PolyGone debuts at the Shenzhen/HongKong Bi-city Biennale (12/12/2022)
After months of planning and construction, our exhibition is finally up at the Shenzhen Biennale!
PolyGone was accepted to showcase a representation of our work, ‘Tides of Plastic,” at the Shenzhen Biennale. The Hong Kong-Shenzhen Bi-City Biennale of Urbanism/Architecture is an international showcase of designers reimagining the future of urban issues. View our proposal publication here.
This installation aims to raise awareness of the widespread microplastic pollution by addressing the minute scale and the “invisible“ quality of microplastic. Our installation utilizes architecture as a didactic tool to bridge this scalar disparity, simultaneously illustrating the extreme quantities of plastics entering our waters and showcasing novel methodologies of aquatic plastic filtration and recycling.

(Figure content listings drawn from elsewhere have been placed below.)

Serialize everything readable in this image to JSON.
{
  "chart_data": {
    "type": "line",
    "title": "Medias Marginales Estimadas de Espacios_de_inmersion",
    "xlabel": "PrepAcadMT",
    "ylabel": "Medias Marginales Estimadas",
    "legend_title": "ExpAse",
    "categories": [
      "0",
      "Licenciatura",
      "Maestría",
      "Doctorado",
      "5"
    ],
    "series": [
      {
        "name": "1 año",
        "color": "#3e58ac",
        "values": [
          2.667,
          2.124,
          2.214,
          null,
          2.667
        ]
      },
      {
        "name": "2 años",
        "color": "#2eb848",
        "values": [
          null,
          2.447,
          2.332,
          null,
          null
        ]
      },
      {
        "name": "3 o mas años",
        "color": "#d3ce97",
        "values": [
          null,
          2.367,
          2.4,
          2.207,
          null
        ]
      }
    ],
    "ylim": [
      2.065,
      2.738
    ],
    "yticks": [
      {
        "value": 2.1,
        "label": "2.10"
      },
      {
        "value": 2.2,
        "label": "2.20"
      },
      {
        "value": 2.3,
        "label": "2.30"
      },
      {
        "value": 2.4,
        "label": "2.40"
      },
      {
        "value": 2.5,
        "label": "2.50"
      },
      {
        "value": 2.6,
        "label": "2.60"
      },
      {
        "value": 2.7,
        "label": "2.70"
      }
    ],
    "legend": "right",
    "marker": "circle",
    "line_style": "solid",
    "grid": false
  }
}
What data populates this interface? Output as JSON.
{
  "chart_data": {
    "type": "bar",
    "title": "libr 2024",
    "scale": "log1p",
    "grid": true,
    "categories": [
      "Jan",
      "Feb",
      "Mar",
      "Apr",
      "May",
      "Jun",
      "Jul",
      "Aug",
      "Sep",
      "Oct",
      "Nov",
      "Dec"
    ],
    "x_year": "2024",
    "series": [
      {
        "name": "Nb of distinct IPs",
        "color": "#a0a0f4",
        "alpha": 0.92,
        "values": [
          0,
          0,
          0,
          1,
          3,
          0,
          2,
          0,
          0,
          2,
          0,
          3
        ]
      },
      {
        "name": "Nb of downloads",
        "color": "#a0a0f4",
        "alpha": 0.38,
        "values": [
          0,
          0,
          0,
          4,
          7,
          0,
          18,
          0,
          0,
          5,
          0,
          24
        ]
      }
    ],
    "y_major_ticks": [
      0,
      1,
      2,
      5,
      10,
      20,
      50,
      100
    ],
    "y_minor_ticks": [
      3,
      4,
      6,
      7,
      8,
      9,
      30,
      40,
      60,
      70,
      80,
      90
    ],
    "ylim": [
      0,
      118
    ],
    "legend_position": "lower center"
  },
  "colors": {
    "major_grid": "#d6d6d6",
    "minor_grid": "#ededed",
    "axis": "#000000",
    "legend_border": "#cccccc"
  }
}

The installation design is an architectural derivation of the patented microplastic filtration systems developed by researchers from Princeton and Tsinghua University for PolyGone. It comprises a hanging chandelier of contaminated filter media, a series of concentric curtains, and a set of exhibition plinths.
In our experiments to create a microplastic filter, PolyGone experimented with coconut fiber balls to ensnare fluorescent plastic sediments from water. As a byproduct of these experiments, used coconut fiber filters fluoresce with collected plastics under UV light. The hanging chandelier of the installation consists of these spent filters, creating a shimmering topography of microplastic contamination that is invisible to the naked eye unless exposed to UV light.
The enclosing curtain blocks natural light from entering the UV-lit interior of the installation and features graphics to explain the problem of aquatic plastic pollution, the innovative technologies being developed to address the problem, and the speculative applications of these technologies as a part of future civic infrastructure. The curtain allows access to the pavilion from all directions, encouraging visitors to directly interact and be subsumed by the installation.